我认为 hist() 方法的错误在于部分归一化为 pdf,而不是完全归一化为概率。
使用 hist() 的代码 [已弃用]
一些备注
Nbins
,sum(f)/N
给出1
。g
中 bin 的宽度 (dx
)代码
输出如图 1 所示。
使用 histogram() 的代码
一些备注
Nbins,则 >sum(f) 为
1
,b)sum(f)/N<如果
Nbins
是手动设置且未标准化,则 /code> 为 1。dx
),pdf 需要图 2 中的
g
代码并且满足预期输出:面积 1.0000。
Matlab:2016a
系统:Linux Ubuntu 16.04 64位
Linux内核4.6
The area of abcd`s PDF is not one, which is impossible like pointed out in many comments.
Assumptions done in many answers here
pdf
should be 1. The normalization should be done asNormalization
withprobability
, not asNormalization
withpdf
, in histogram() and hist().Fig. 1 Output of hist() approach, Fig. 2 Output of histogram() approach
The max amplitude differs between two approaches which proposes that there are some mistake in hist()'s approach because histogram()'s approach uses the standard normalization.

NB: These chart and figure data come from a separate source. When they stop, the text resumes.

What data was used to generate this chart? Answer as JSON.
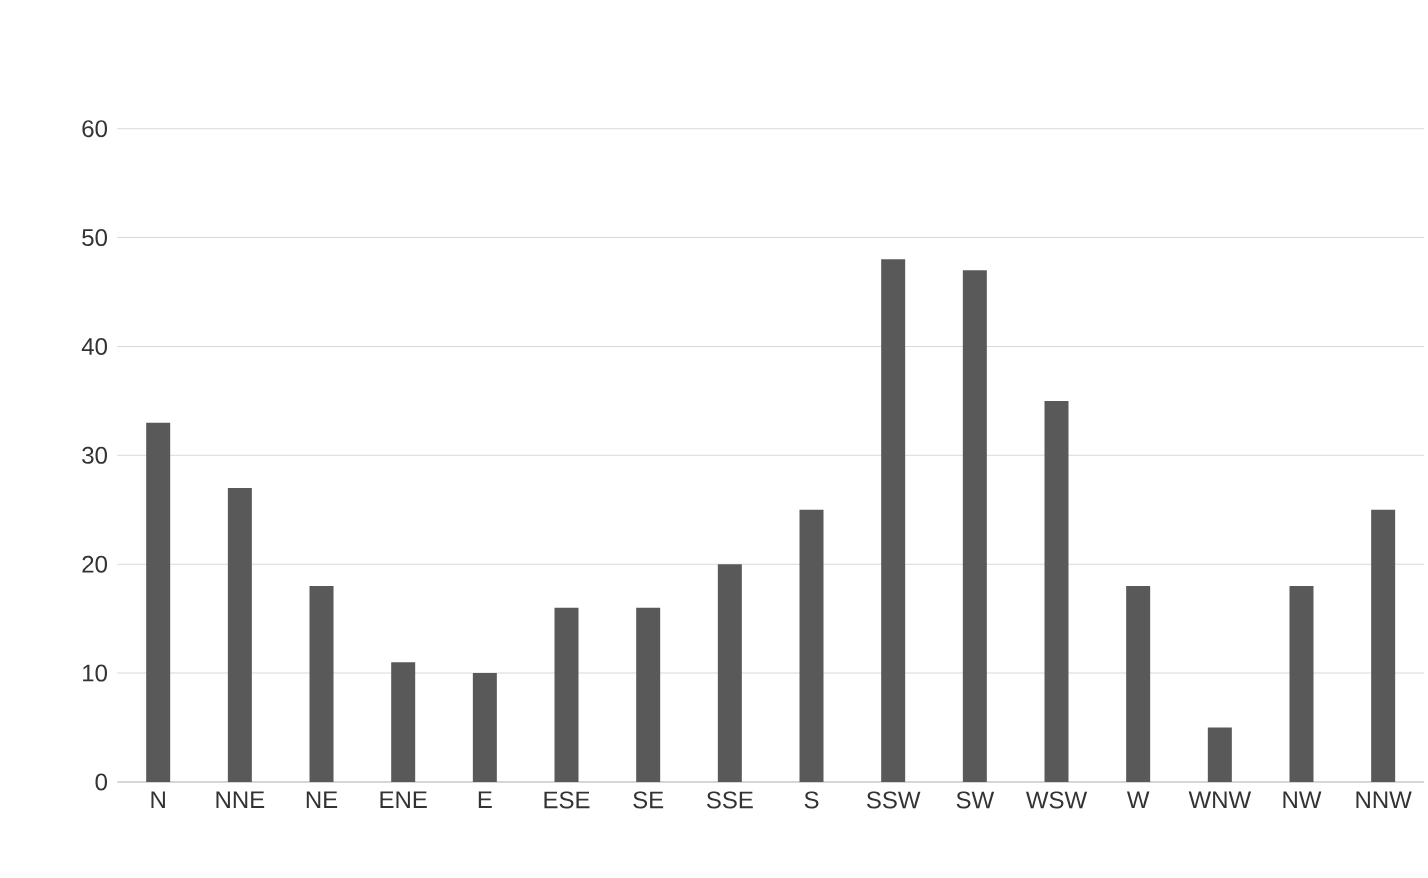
{
  "chart_data": {
    "type": "bar",
    "categories": [
      "N",
      "NNE",
      "NE",
      "ENE",
      "E",
      "ESE",
      "SE",
      "SSE",
      "S",
      "SSW",
      "SW",
      "WSW",
      "W",
      "WNW",
      "NW",
      "NNW"
    ],
    "values": [
      33,
      27,
      18,
      11,
      10,
      16,
      16,
      20,
      25,
      48,
      47,
      35,
      18,
      5,
      18,
      25
    ],
    "color": "#595959",
    "ylim": [
      0,
      60
    ],
    "yticks": [
      0,
      10,
      20,
      30,
      40,
      50,
      60
    ],
    "grid": "y"
  }
}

I assume the mistake with hist()'s approach here is about the normalization as partially
pdf
, not completely asprobability
.Code with hist() [deprecated]
Some remarks
sum(f)/N
gives1
ifNbins
manually set.dx
) in the graphg
Code
Output is in Fig. 1.
Code with histogram()
Some remarks
sum(f)
is1
ifNbins
adjusted with histogram()'s Normalization as probability, b)sum(f)/N
is 1 ifNbins
is manually set without normalization.dx
) in the graphg
Code
Output in Fig. 2 and expected output is met: area 1.0000.
Matlab: 2016a
System: Linux Ubuntu 16.04 64 bit
Linux kernel 4.6
对于某些分布,柯西我认为,我发现 trapz 会高估面积,因此 pdf 会根据您选择的 bin 数量而变化。在这种情况下我会这样做
For some Distributions, Cauchy I think, I have found that trapz will overestimate the area, and so the pdf will change depending on the number of bins you select. In which case I do
有一个关于 MATLAB 中的直方图调整的优秀指南 (原始链接已损坏,archive.org 链接),
第一部分是直方图拉伸。
There is an excellent three part guide for Histogram Adjustments in MATLAB (broken original link, archive.org link),
the first part is on Histogram Stretching.